BONUS Post #44 - A Very Safe For Work Post
Back in post #110, I had mentioned quickly in the blurb that I would eventually talk about the recent changes going on with CivitAI, which had just occurred around the same time I had put up that post. I wanted to give it some time and distance first, and I have, so now I'm ready to share my thoughts.
If you're not up-to-date but have the interest, you can read for yourself CivitAI's announcement on Buzz changes, and then their follow-up announcement, right here:
https://civitai.com/articles/20211/civitai-green-gets-an-upgrade-important-changes-to-blue-buzz
https://civitai.com/articles/20844
Essentially, the ability to generate not-safe-for-work content using CivitAI's on-site generator and tools has been eliminated for non-subscribers. Now, if a non-subscriber tries to generate content and the content-detection system thinks the generation is or will be remotely not-safe-for-work, it will prevent viewing or access to that generation without spending Yellow Buzz, which is the site's premium currency. Previously, prior to these changes, a user could use Blue Buzz (the ‘free’ currency) to generate any level of content, including not-safe-for-work. With the follow-up changes from the second article, Blue Buzz can still be used to generate not-safe-for-work content, but only by subscribed users; i.e. users who have paid a subscription fee to CivitAI.
So...
I myself have not been very affected. Not only because I am subscribed so my Blue Buzz is still good as gold, but also because I've been getting into ComfyUI where I can generate locally without using CivitAI's tools—all of the images in this post were in fact locally generated; no Buzz spent at all.

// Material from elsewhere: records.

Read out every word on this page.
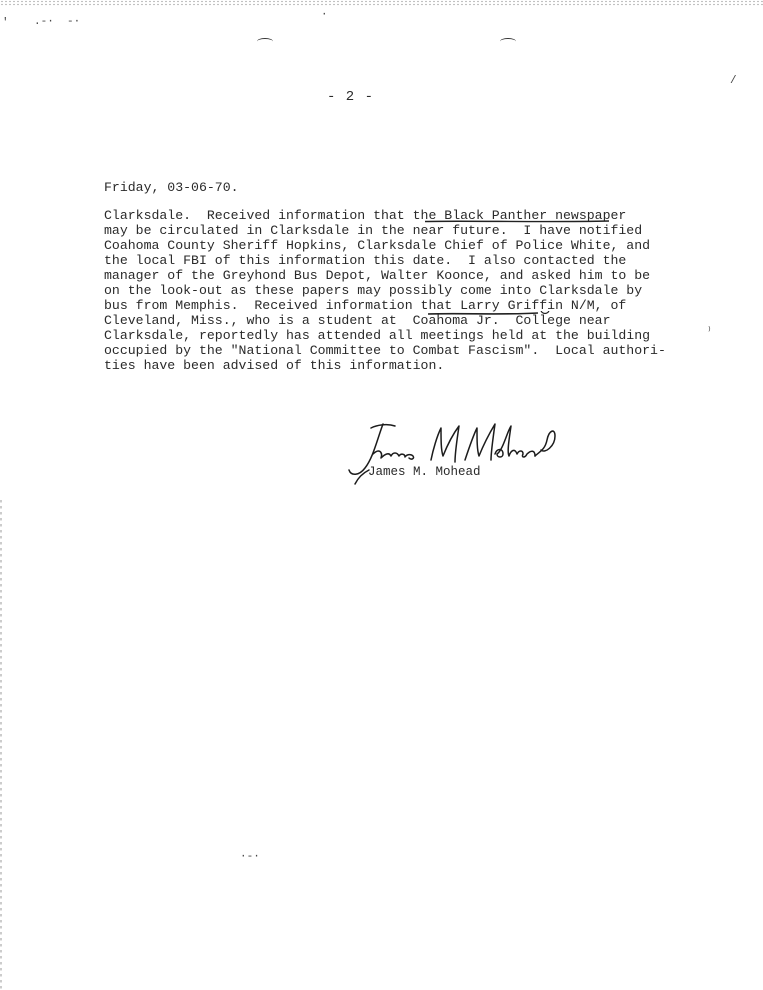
' .-· -·
·
/
⁾
·-·
- 2 -
Friday, 03-06-70.
Clarksdale.  Received information that the Black Panther newspaper
may be circulated in Clarksdale in the near future.  I have notified
Coahoma County Sheriff Hopkins, Clarksdale Chief of Police White, and
the local FBI of this information this date.  I also contacted the
manager of the Greyhond Bus Depot, Walter Koonce, and asked him to be
on the look-out as these papers may possibly come into Clarksdale by
bus from Memphis.  Received information that Larry Griffin N/M, of
Cleveland, Miss., who is a student at  Coahoma Jr.  College near
Clarksdale, reportedly has attended all meetings held at the building
occupied by the "National Committee to Combat Fascism".  Local authori-
ties have been advised of this information.
James M. Mohead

The seismic website update just hasn't changed things for me.
But it has affected a lot of people, as the outcry has demonstrated. And for what it is, that is a very lamentable turn of events because there have been free users generating some really great content, and I know some of the content here that I've enjoyed immensely has come from free users.
However... while lamentable, the change just... wasn't unexpected at all. If you've been around for awhile, and especially if you keep your eyes open as you live and grow, you'll see these cycles develop and repeat in many places. In the sphere of web services, it is an especially familiar and predictable pattern. There's even a name for it: enshittification.
Free web services degrade over time because, at the end of the day, someone always has to pay the piper. When the money is coming in from elsewhere—investment capital, venture capitalism, wherever—it's easy to offer a free service because you're not spending your own money to keep it going. Someone else is paying the costs. But those rides never last forever. Investors expect, in time, to stop paying and start earning. And that's when the service changes. Because it has to. Because it was, and always has been, a business.
When using a free service, spend some time wondering: “Who is paying for this?” Because if it's not you, then someone else is, and sooner or later they won't be. It's going to be their whims that dictate these winds of change. For AI generation this is certainly true, as the cost of the servers, equipment, and even processing time is very real and very significant in dollar value when scaled up to this sheer volume of data that some many users must generate.
The change we're seeing, of a completely free service (or nearly-free service) transforming to one that works harder to generate a return on investment, isn't the result of some sickness of greed. It just simple inevitability. It literally cannot be another way. The only other way it could have gone were being a charity, but in that case instead of the service changing it would have ended when the money ran out.
I won't chastise any user who has to take the loss that they shouldn't be upset about it. But I do advise them to put themselves in a place where they can understand that there was no avoiding it. The reality for free users of web services is that they will, inevitably, always bounce from service to service, as one degrades and others start up. There will never be a home. It's on the big lessons, in life even, in ways more broad than just regarding web services. It's why you should spend a little bit of yourself to connect deeply with other people. Bind yourself with them. Because a home is rooted to a foundation, but the people can pick up and travel with you.
Don't expect a serious or significant reversion from CivitAI. Some pushback can earn some reprieve—like the change that enabled Blue Buzz not-safe-for-work generation for subscribers—but there won't be any full turnaround because it'd be unnatural. For free users of not-safe-for-work generations, the realistic choices are to jump ship to other services, or to invest for themselves, either as a CivitAI subscriber or by getting hardware to do local generation.
Stop, breath, and think about it. Maybe it is time to go, but consider about who you'll keep with you. Or maybe it's time to make it happen and find a way to invest, and get some of that control for yourself.
Five of this post's images go into the Hi-Res Collection, and as a bonus they are extra hi-res. Since they're generated locally with ComfyUI, I was able to start pushing some limits in image sizes with @SXCD2719's new Checkpoint, Cinema. Compared to CivitAI's typical hi-res output, these images are about 33% bigger.
There are six images though! Why only five to the Hi-Res Collection? Does Fluttershy not belong? Why? Because she is 1440p (QHD) background sized, baby! Bigger than them all! I'm all but certain I'll create a background Collection at this point, but I want to generate just a few more backgrounds before opening it up.
All the Mane Six are here too, so this post goes in all their Collections as well.
My friends, take care of yourselves. Find the paths and the people that are right for you.